According to a 2024 study, 80% of people globally want their country to do more to address climate change.5 Sixty-nine per cent said climate change is impacting their big life decisions, such as where they work and live, or what they buy.
Meredith O’Brien, Head of Energy at Compare the Market, says this finding applies to choosing your energy provider as much as it does to choosing your cleaning products.
“This research highlights that countries investing strongly in clean energy are seeing that commitment reflected back through consumer behaviour and job creation in the renewable sector,” she said.
“Whether that’s choosing an electric vehicle, reducing energy use at home, or supporting businesses committed to sustainability, it can help drive further progress and ensure households benefit from cleaner power systems.
“When reviewing your electricity plan, it’s important to compare your options to find products that best support your budget and lifestyle and make the most of the renewable energy that’s becoming increasingly available.”

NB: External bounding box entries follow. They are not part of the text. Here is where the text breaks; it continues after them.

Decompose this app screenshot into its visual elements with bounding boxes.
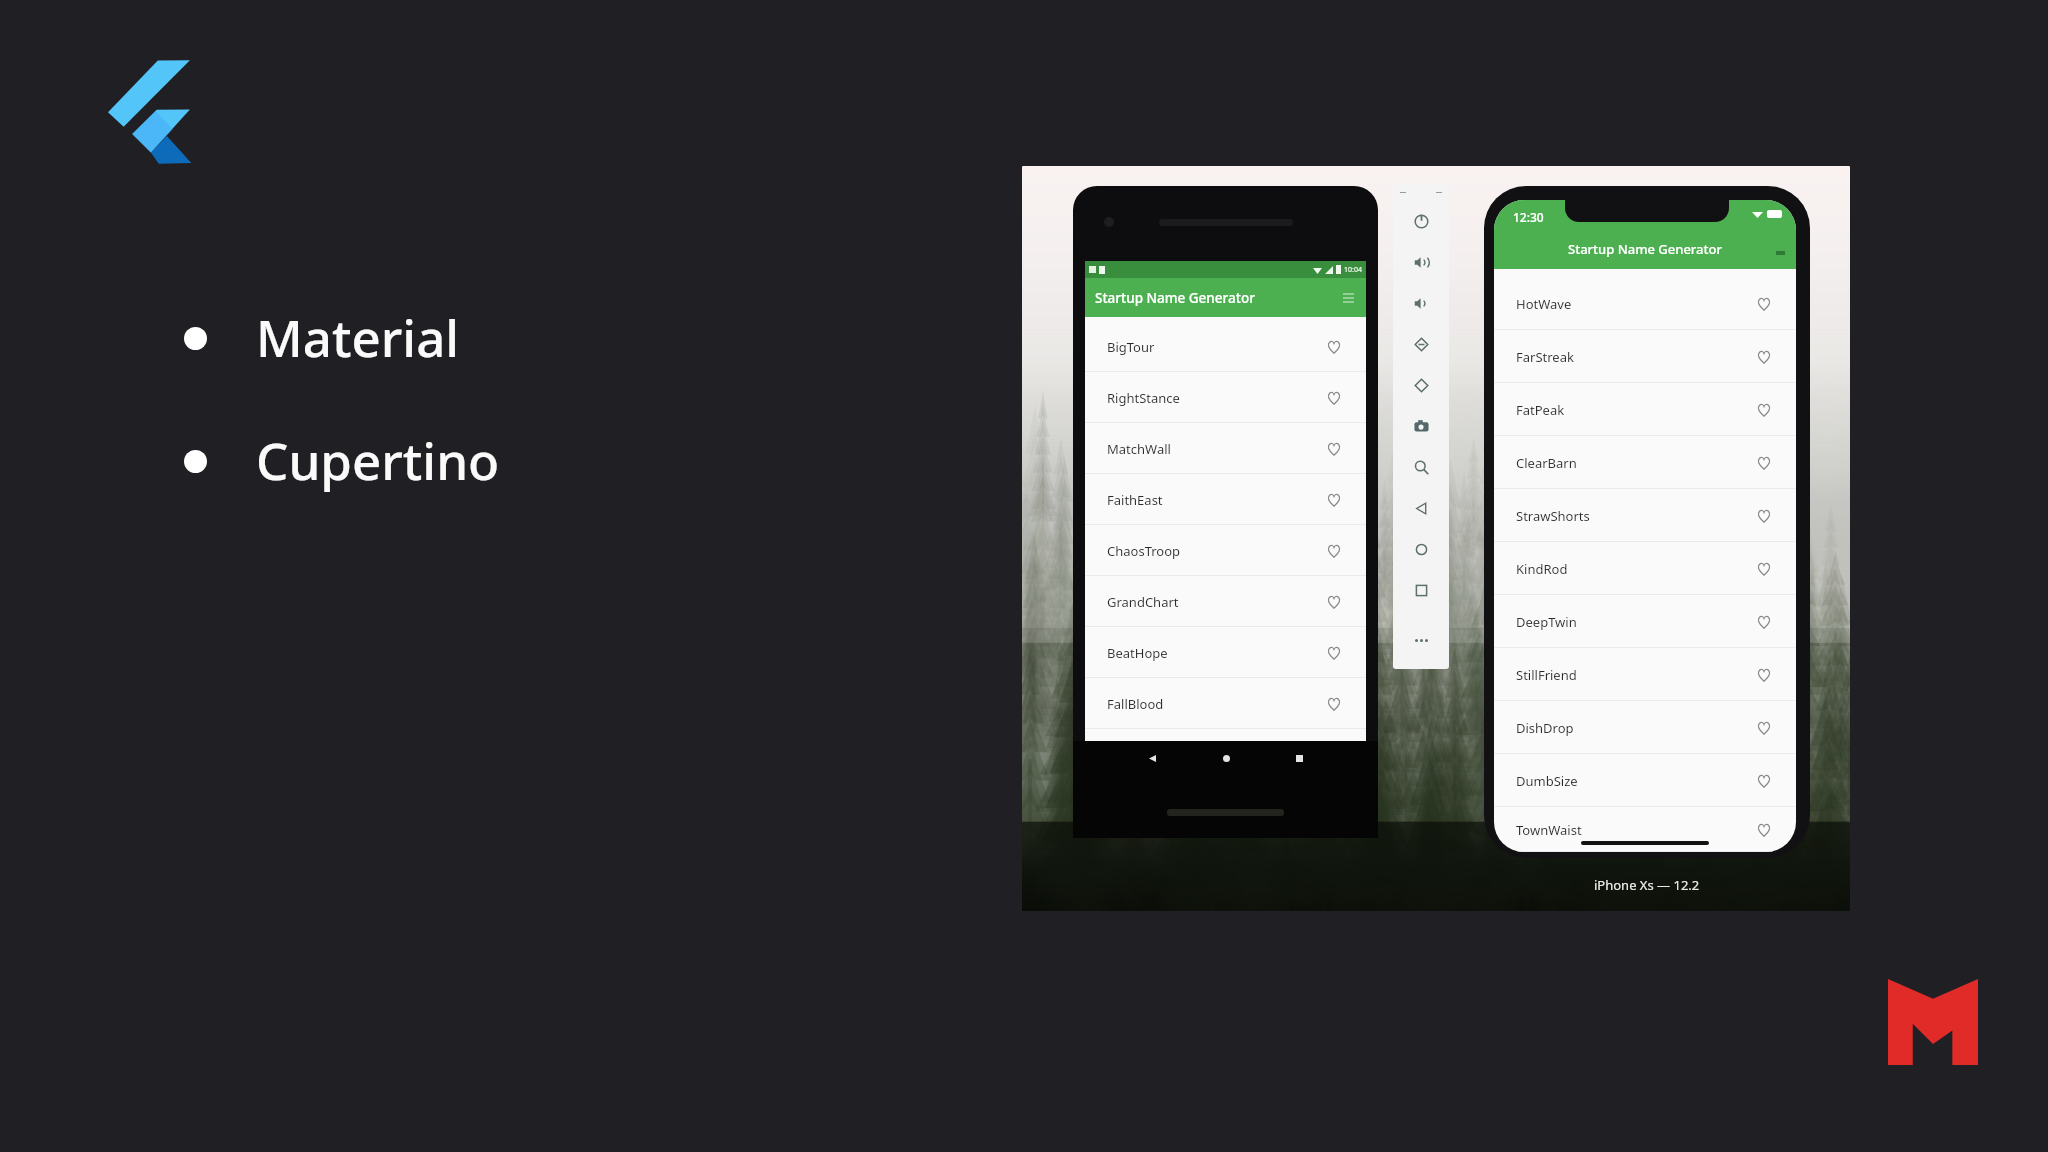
button[interactable]: FallBlood (1085, 678, 1366, 729)
staticText: FallBlood (1107, 695, 1164, 713)
button[interactable]: Rotate left (1401, 324, 1442, 365)
staticText: Cupertino (256, 425, 500, 494)
button[interactable]: Favorite (1325, 389, 1343, 407)
staticText: BeatHope (1107, 644, 1168, 662)
button[interactable]: Recents (1291, 750, 1307, 766)
staticText: 12:30 (1513, 209, 1544, 225)
button[interactable]: Favorite (1325, 593, 1343, 611)
staticText: DishDrop (1516, 719, 1574, 737)
button[interactable]: Back (1144, 750, 1160, 766)
button[interactable]: Favorite (1325, 338, 1343, 356)
button[interactable]: Home (1218, 750, 1234, 766)
button[interactable]: ClearBarn (1494, 436, 1796, 489)
button[interactable]: BeatHope (1085, 627, 1366, 678)
button[interactable]: Favorite (1325, 542, 1343, 560)
button[interactable]: Favorite (1755, 666, 1773, 684)
button[interactable]: DeepTwin (1494, 595, 1796, 648)
staticText: DumbSize (1516, 772, 1578, 790)
staticText: Material (256, 302, 460, 371)
button[interactable]: Favorite (1755, 719, 1773, 737)
button[interactable]: Volume down (1401, 283, 1442, 324)
staticText: GrandChart (1107, 593, 1179, 611)
button[interactable]: Favorite (1755, 401, 1773, 419)
staticText: ClearBarn (1516, 454, 1577, 472)
button[interactable]: Overview (1401, 570, 1442, 611)
button[interactable]: DishDrop (1494, 701, 1796, 754)
staticText: 10:04 (1344, 265, 1362, 275)
button[interactable]: BigTour (1085, 321, 1366, 372)
button[interactable]: Favorite (1325, 491, 1343, 509)
staticText: DeepTwin (1516, 613, 1577, 631)
button[interactable]: DumbSize (1494, 754, 1796, 807)
button[interactable]: FaithEast (1085, 474, 1366, 525)
button[interactable]: StillFriend (1494, 648, 1796, 701)
button[interactable]: Volume up (1401, 242, 1442, 283)
button[interactable]: Favorite (1325, 695, 1343, 713)
button[interactable]: Favorite (1755, 507, 1773, 525)
staticText: TownWaist (1516, 821, 1582, 839)
button[interactable]: FarStreak (1494, 330, 1796, 383)
staticText: FaithEast (1107, 491, 1163, 509)
staticText: StillFriend (1516, 666, 1577, 684)
button[interactable]: Rotate right (1401, 365, 1442, 406)
button[interactable]: Cupertino (184, 425, 500, 494)
button[interactable]: Material (184, 302, 460, 371)
button[interactable]: HotWave (1494, 277, 1796, 330)
staticText: Startup Name Generator (1095, 289, 1255, 307)
button[interactable]: GrandChart (1085, 576, 1366, 627)
button[interactable]: Favorite (1755, 295, 1773, 313)
staticText: Startup Name Generator (1568, 240, 1722, 258)
staticText: iPhone Xs — 12.2 (1594, 876, 1700, 894)
staticText: KindRod (1516, 560, 1568, 578)
button[interactable]: Favorite (1755, 821, 1773, 839)
staticText: StrawShorts (1516, 507, 1590, 525)
button[interactable]: StrawShorts (1494, 489, 1796, 542)
staticText: HotWave (1516, 295, 1572, 313)
button[interactable]: Favorite (1755, 613, 1773, 631)
button[interactable]: Home (1401, 529, 1442, 570)
button[interactable]: Favorite (1325, 644, 1343, 662)
button[interactable]: TownWaist (1494, 807, 1796, 852)
button[interactable]: RightStance (1085, 372, 1366, 423)
button[interactable]: Favorite (1325, 440, 1343, 458)
button[interactable]: Screenshot (1401, 406, 1442, 447)
button[interactable]: Power (1401, 201, 1442, 242)
button[interactable]: Favorite (1755, 772, 1773, 790)
staticText: BigTour (1107, 338, 1155, 356)
staticText: ChaosTroop (1107, 542, 1181, 560)
button[interactable]: FatPeak (1494, 383, 1796, 436)
button[interactable]: ChaosTroop (1085, 525, 1366, 576)
button[interactable]: Favorite (1755, 560, 1773, 578)
staticText: FatPeak (1516, 401, 1565, 419)
button[interactable]: Favorite (1755, 348, 1773, 366)
button[interactable]: More (1404, 623, 1438, 657)
button[interactable]: Favorite (1755, 454, 1773, 472)
button[interactable]: MatchWall (1085, 423, 1366, 474)
button[interactable]: KindRod (1494, 542, 1796, 595)
staticText: RightStance (1107, 389, 1180, 407)
button[interactable]: Zoom (1401, 447, 1442, 488)
staticText: FarStreak (1516, 348, 1574, 366)
button[interactable]: Back (1401, 488, 1442, 529)
staticText: MatchWall (1107, 440, 1171, 458)
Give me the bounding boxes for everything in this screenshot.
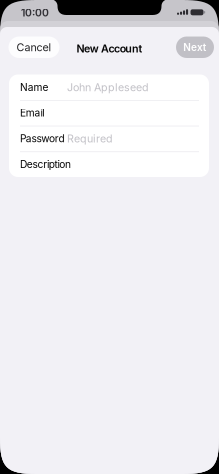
staticText: Name xyxy=(20,81,48,94)
staticText: 10:00 xyxy=(21,6,49,19)
staticText: Required xyxy=(67,132,113,145)
staticText: Password xyxy=(20,132,65,145)
button[interactable]: Email xyxy=(9,100,209,126)
staticText: Email xyxy=(20,107,44,119)
staticText: John Appleseed xyxy=(67,81,149,94)
staticText: Cancel xyxy=(16,41,52,54)
button[interactable]: Password xyxy=(9,126,209,151)
button[interactable]: Next xyxy=(176,36,214,58)
staticText: Description xyxy=(20,158,71,170)
button[interactable]: Cancel xyxy=(8,36,60,58)
button[interactable]: Name xyxy=(9,74,209,100)
button[interactable]: Description xyxy=(9,151,209,177)
staticText: New Account xyxy=(76,42,142,55)
staticText: Next xyxy=(183,41,207,53)
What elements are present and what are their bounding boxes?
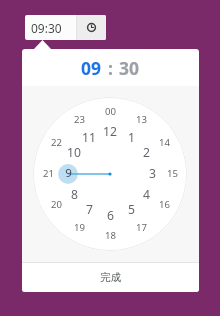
staticText: 5 (128, 201, 135, 218)
button[interactable]: 21 (38, 163, 58, 183)
staticText: 19 (74, 221, 85, 234)
button[interactable]: 11 (79, 127, 99, 147)
staticText: 21 (43, 167, 54, 180)
staticText: 20 (51, 198, 62, 211)
button[interactable]: 3 (142, 163, 162, 183)
staticText: 09:30 (31, 20, 62, 36)
staticText: 13 (136, 113, 147, 126)
button[interactable]: 18 (100, 225, 120, 245)
staticText: 3 (149, 165, 156, 182)
button[interactable]: 4 (136, 184, 156, 204)
staticText: 7 (86, 201, 93, 218)
staticText: 17 (136, 221, 147, 234)
button[interactable]: 5 (121, 199, 141, 219)
button[interactable]: 16 (154, 194, 174, 214)
staticText: 14 (159, 136, 170, 149)
staticText: 22 (51, 136, 62, 149)
staticText: 4 (143, 186, 150, 203)
button[interactable]: 2 (136, 142, 156, 162)
staticText: 00 (105, 105, 116, 118)
button[interactable]: 10 (64, 142, 84, 162)
button[interactable]: 22 (46, 132, 66, 152)
button[interactable]: 23 (69, 109, 89, 129)
button[interactable]: 15 (162, 163, 182, 183)
button[interactable]: 00 (100, 101, 120, 121)
staticText: 1 (128, 129, 135, 146)
button[interactable]: 19 (69, 217, 89, 237)
staticText: 6 (107, 207, 114, 224)
staticText: : (108, 56, 113, 80)
button[interactable]: 30 (119, 56, 140, 80)
staticText: 23 (74, 113, 85, 126)
button[interactable]: 9 (58, 163, 78, 183)
button[interactable]: 17 (131, 217, 151, 237)
button[interactable]: 09:30 (25, 15, 106, 40)
button[interactable]: 7 (79, 199, 99, 219)
button[interactable]: 20 (46, 194, 66, 214)
staticText: 10 (67, 144, 81, 161)
button[interactable]: 14 (154, 132, 174, 152)
button[interactable]: 09 (81, 56, 102, 80)
button[interactable]: 完成 (22, 263, 199, 292)
staticText: 完成 (100, 271, 121, 284)
button[interactable]: 13 (131, 109, 151, 129)
staticText: 11 (82, 129, 96, 146)
button[interactable]: 1 (121, 127, 141, 147)
staticText: 18 (105, 229, 116, 242)
button[interactable]: Open time picker (77, 15, 106, 40)
staticText: 9 (65, 165, 72, 181)
staticText: 8 (71, 186, 78, 203)
button[interactable]: 6 (100, 205, 120, 225)
staticText: 12 (103, 123, 117, 140)
button[interactable]: 8 (64, 184, 84, 204)
staticText: 2 (143, 144, 150, 161)
button[interactable]: 12 (100, 121, 120, 141)
staticText: 16 (159, 198, 170, 211)
staticText: 15 (167, 167, 178, 180)
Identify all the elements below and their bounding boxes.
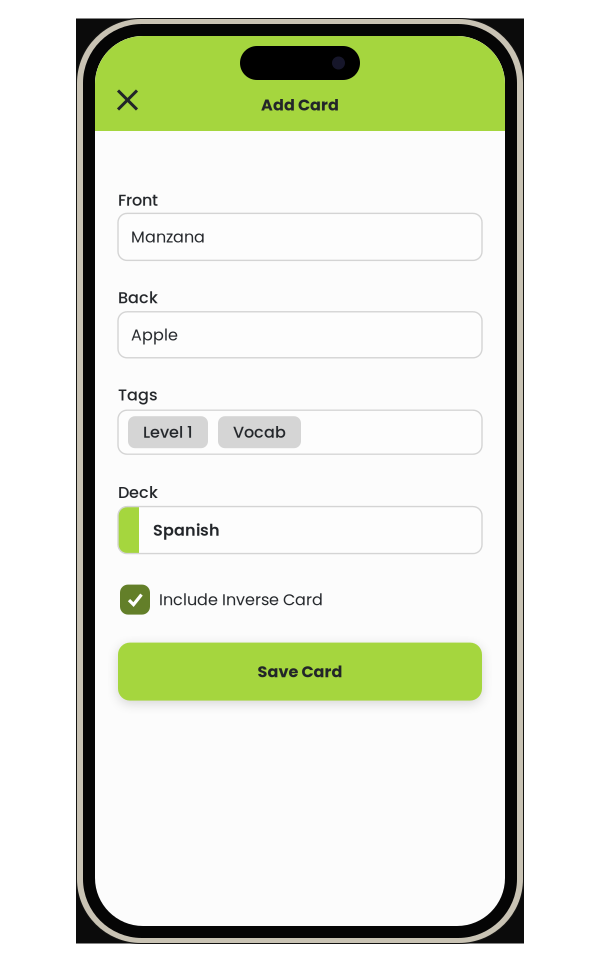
- button[interactable]: Spanish: [118, 507, 482, 554]
- staticText: Apple: [131, 324, 178, 346]
- staticText: Spanish: [153, 519, 220, 541]
- button[interactable]: Include Inverse Card: [118, 585, 482, 615]
- button[interactable]: Save Card: [118, 643, 482, 701]
- staticText: Save Card: [258, 660, 342, 683]
- staticText: Vocab: [233, 421, 286, 443]
- staticText: Level 1: [143, 421, 193, 443]
- button[interactable]: Level 1: [128, 416, 208, 448]
- staticText: Add Card: [261, 94, 339, 116]
- staticText: Manzana: [131, 226, 205, 248]
- button[interactable]: Vocab: [218, 416, 301, 448]
- button[interactable]: Close: [111, 84, 144, 116]
- staticText: Back: [118, 286, 158, 309]
- staticText: Deck: [118, 481, 158, 504]
- staticText: Tags: [118, 384, 158, 406]
- staticText: Front: [118, 189, 158, 211]
- staticText: Include Inverse Card: [159, 588, 323, 611]
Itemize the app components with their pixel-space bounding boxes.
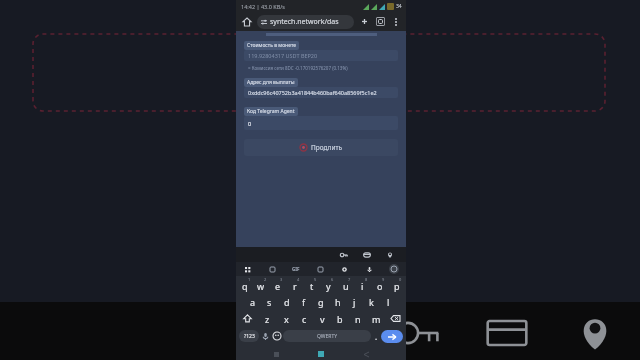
button[interactable]: h	[329, 293, 346, 310]
staticText: .	[375, 331, 378, 342]
staticText: y	[326, 280, 331, 292]
button[interactable]: f	[295, 293, 312, 310]
staticText: d	[284, 296, 290, 308]
button[interactable]: l	[380, 293, 397, 310]
staticText: g	[318, 296, 324, 308]
staticText: s	[267, 296, 272, 308]
staticText: q	[242, 280, 248, 292]
button[interactable]: Passwords	[338, 249, 350, 261]
button[interactable]: d	[278, 293, 295, 310]
staticText: u	[343, 280, 349, 292]
button[interactable]: x	[277, 310, 295, 327]
button[interactable]: 5	[303, 276, 320, 293]
staticText: p	[394, 280, 400, 292]
button[interactable]: Payment cards	[361, 249, 373, 261]
button[interactable]: b	[331, 310, 349, 327]
button[interactable]: a	[245, 293, 261, 310]
staticText: Код Telegram Agent	[247, 108, 295, 115]
button[interactable]: Voice typing	[259, 327, 271, 345]
staticText: 0	[248, 120, 252, 127]
staticText: Продлить	[311, 143, 343, 152]
button[interactable]: 7	[337, 276, 354, 293]
button[interactable]: c	[295, 310, 313, 327]
button[interactable]: Clipboard	[268, 265, 277, 274]
staticText: n	[355, 313, 361, 325]
button[interactable]: Backspace	[385, 310, 405, 327]
button[interactable]: QWERTY	[283, 330, 371, 342]
button[interactable]: Passwords	[396, 310, 442, 356]
button[interactable]: Emoji	[271, 327, 283, 345]
staticText: QWERTY	[317, 333, 338, 340]
button[interactable]: Payment cards	[484, 310, 530, 356]
button[interactable]: Home	[240, 15, 254, 29]
button[interactable]: 6	[320, 276, 337, 293]
staticText: 4	[297, 277, 300, 282]
button[interactable]: 0xddc96c40752b3a41844b460baf640a8569f5c1…	[244, 87, 398, 98]
button[interactable]: More options	[389, 15, 402, 28]
staticText: t	[310, 280, 314, 292]
button[interactable]: Back	[361, 349, 371, 359]
button[interactable]: g	[312, 293, 329, 310]
button[interactable]: Enter	[381, 330, 403, 343]
staticText: i	[361, 280, 364, 292]
button[interactable]: 4	[286, 276, 303, 293]
button[interactable]: 3	[269, 276, 286, 293]
button[interactable]: 119.92804317 USDT BEP20	[244, 50, 398, 61]
staticText: Стоимость в монете	[247, 42, 296, 49]
staticText: syntech.network/das	[270, 17, 339, 27]
button[interactable]: ?123	[239, 330, 259, 342]
button[interactable]: 9	[371, 276, 388, 293]
button[interactable]: GIF	[292, 266, 300, 272]
button[interactable]: 8	[354, 276, 371, 293]
button[interactable]: New tab	[358, 15, 371, 28]
button[interactable]: Shift	[237, 310, 258, 327]
button[interactable]: Recents	[271, 349, 281, 359]
button[interactable]: Stickers	[316, 265, 325, 274]
staticText: 0	[399, 277, 402, 282]
button[interactable]: n	[349, 310, 367, 327]
button[interactable]: syntech.network/das	[257, 15, 354, 29]
button[interactable]: Voice input	[365, 265, 374, 274]
staticText: 7	[348, 277, 351, 282]
staticText: r	[293, 280, 297, 292]
staticText: Адрес для выплаты	[247, 79, 295, 86]
button[interactable]: v	[313, 310, 331, 327]
button[interactable]: 0	[244, 116, 398, 130]
button[interactable]: Profile	[389, 264, 399, 274]
button[interactable]: Settings	[340, 265, 349, 274]
button[interactable]: Addresses	[384, 249, 396, 261]
button[interactable]: z	[258, 310, 277, 327]
staticText: 2	[264, 277, 267, 282]
staticText: m	[372, 313, 381, 325]
staticText: w	[257, 280, 265, 292]
staticText: 8	[365, 277, 368, 282]
button[interactable]: j	[346, 293, 363, 310]
staticText: 9	[382, 277, 385, 282]
button[interactable]: 0	[388, 276, 405, 293]
staticText: v	[320, 313, 325, 325]
staticText: = Комиссия сети 8DC -0.170192576207 (0.1…	[248, 65, 348, 71]
staticText: a	[250, 296, 256, 308]
staticText: o	[377, 280, 383, 292]
staticText: 6	[331, 277, 334, 282]
button[interactable]: 2	[253, 276, 269, 293]
button[interactable]: k	[363, 293, 380, 310]
staticText: z	[265, 313, 270, 325]
staticText: GIF	[292, 266, 300, 272]
staticText: k	[369, 296, 374, 308]
staticText: b	[337, 313, 343, 325]
button[interactable]: Tabs	[374, 15, 387, 28]
button[interactable]: m	[367, 310, 385, 327]
button[interactable]: Home	[316, 349, 326, 359]
staticText: 14:42 | 43.0 KB/s	[241, 3, 285, 10]
staticText: 5	[314, 277, 317, 282]
staticText: h	[335, 296, 341, 308]
button[interactable]: Продлить	[244, 139, 398, 156]
button[interactable]: 1	[237, 276, 253, 293]
button[interactable]: s	[261, 293, 278, 310]
staticText: 0xddc96c40752b3a41844b460baf640a8569f5c1…	[248, 89, 377, 96]
button[interactable]: Addresses	[572, 310, 618, 356]
button[interactable]: .	[371, 327, 381, 345]
button[interactable]: Menu	[243, 265, 252, 274]
staticText: f	[302, 296, 306, 308]
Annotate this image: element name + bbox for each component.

This dataset ranks 29 countries based on their renewable energy performance index, using six key factors. Each factor’s data was collected and normalised to a score between 0 and 1. If data was missing, a score of 0 was given. These scores were then combined to give each country a total score out of 100, and countries were ranked from highest to lowest.
The factors were indexed as follows:
All data is correct as of 13/11/25. The ranking data shown is a compilation of multiple data sources and may not be representative of real life. All data is accurate with regards to the sources provided.